È chiaro che, per uno psicanalista, tale liberazione si può raggiungere attraverso la terapia psicanalitica; noi, che dissentiamo radicalmente sia dalle finalità, sia dai metodi di tale pseudoscienza, riteniamo che ciò sia possibile attraverso il duplice cammino della chiarificazione interiore (cui abbiamo dedicato il precedente articolo «Guardarsi dentro con franchezza ed onestà per accedere alla via che riconduce all'Essere») e della conversione dell'anima alla filosofia, e soprattutto alla pratica, dell'amore.

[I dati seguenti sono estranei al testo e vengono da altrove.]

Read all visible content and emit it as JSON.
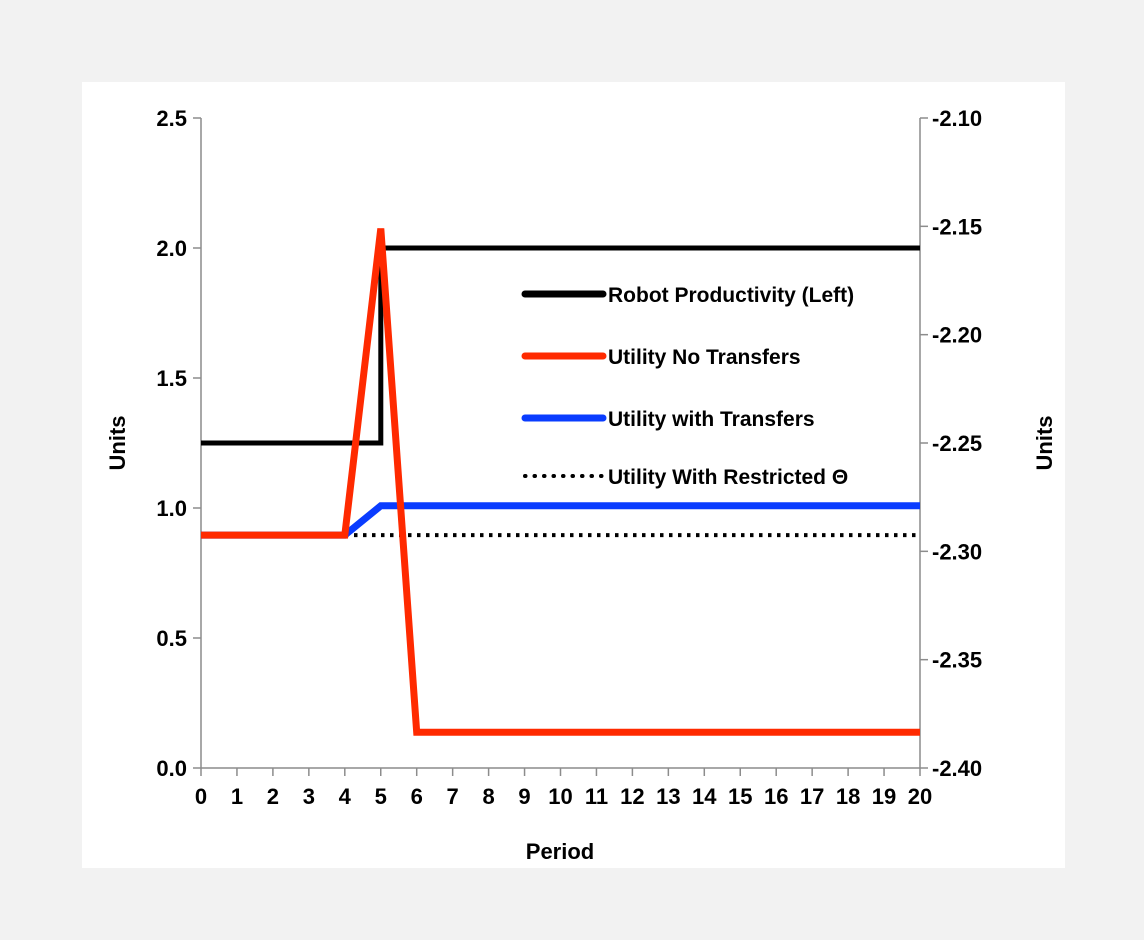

Il male, infatti, possiede un diabolico potere autorigenerante, nel senso che esso, colpendo gli innocenti, ne provoca la rabbia e la reazione e, così, ingigantisce via via, nutrendosi di sempre nuovo male. L'unica maniera di sconfiggerlo in maniera definitiva è quella di non rispondere ad esso con l'odio, ma con l'amore: una strada che, per quanto difficile possa presentarsi, è nondimeno la sola capace di evitare che il male, come una pianta infestante, possa riprodursi e proliferare illimitatamente (cfr. anche il nostro precedente articolo «La forza del male è nel suo circolo vizioso: perché esso chiama, nelle vittime, ancora altro male», sempre sul sito di Arianna Editrice).
L'amore: la più antica di tutte le medicine; e, in fondo, la più semplice.
L'unica medicina che può risanare anche le ferite più dolorose; che può spegnere il fuoco della rabbia; che può far scorrere un balsamo ristoratore sulla più sconsolata amarezza.
Gli psicanalisti non ne parlano, perché esorbita dal loro orizzonte culturale; psicologi e filosofi ne parlano solo in maniera tecnica e strumentale, a seconda dei loro orientamenti e degli obiettivi che si propongono di raggiungere.
Peraltro, dopo l'avvento dei tre grandi «maestri del sospetto» (Marx, Nietzsche, Freud), parlare ancora dell'amore è divenuto quasi imbarazzante: sembra che tutti diano per scontato che solo chi cerca di nascondere chissà quali inconfessabili secondi fini, possa ancora adoperare questa parola. E i preti: i quali, naturalmente, lo farebbero solo in maniera ipocrita.
Povera società post-moderna, così scaltrita e così tecnologicamente evoluta, così benestante in senso puramente materiale, ma anche così povera spiritualmente: al punto da non avere più neanche il coraggio di parlare dell'amore, come dell'unico rimedio alle nefaste conseguenze di quello spirito di dominio e di sopraffazione, che emerge dal nostro antico fondo oscuro.
Eppure, anche lo spirito amorevole nei confronti dell'altro è una forza che si può trasmettere alle future generazioni: ed è, anzi, l'unica cosa che importi veramente di consegnare loro, affinché possano salvarsi: e non certo un maggior numero di macchine, un più alto livello tecnologico, una più vasta capacità di manipolazione delle cose.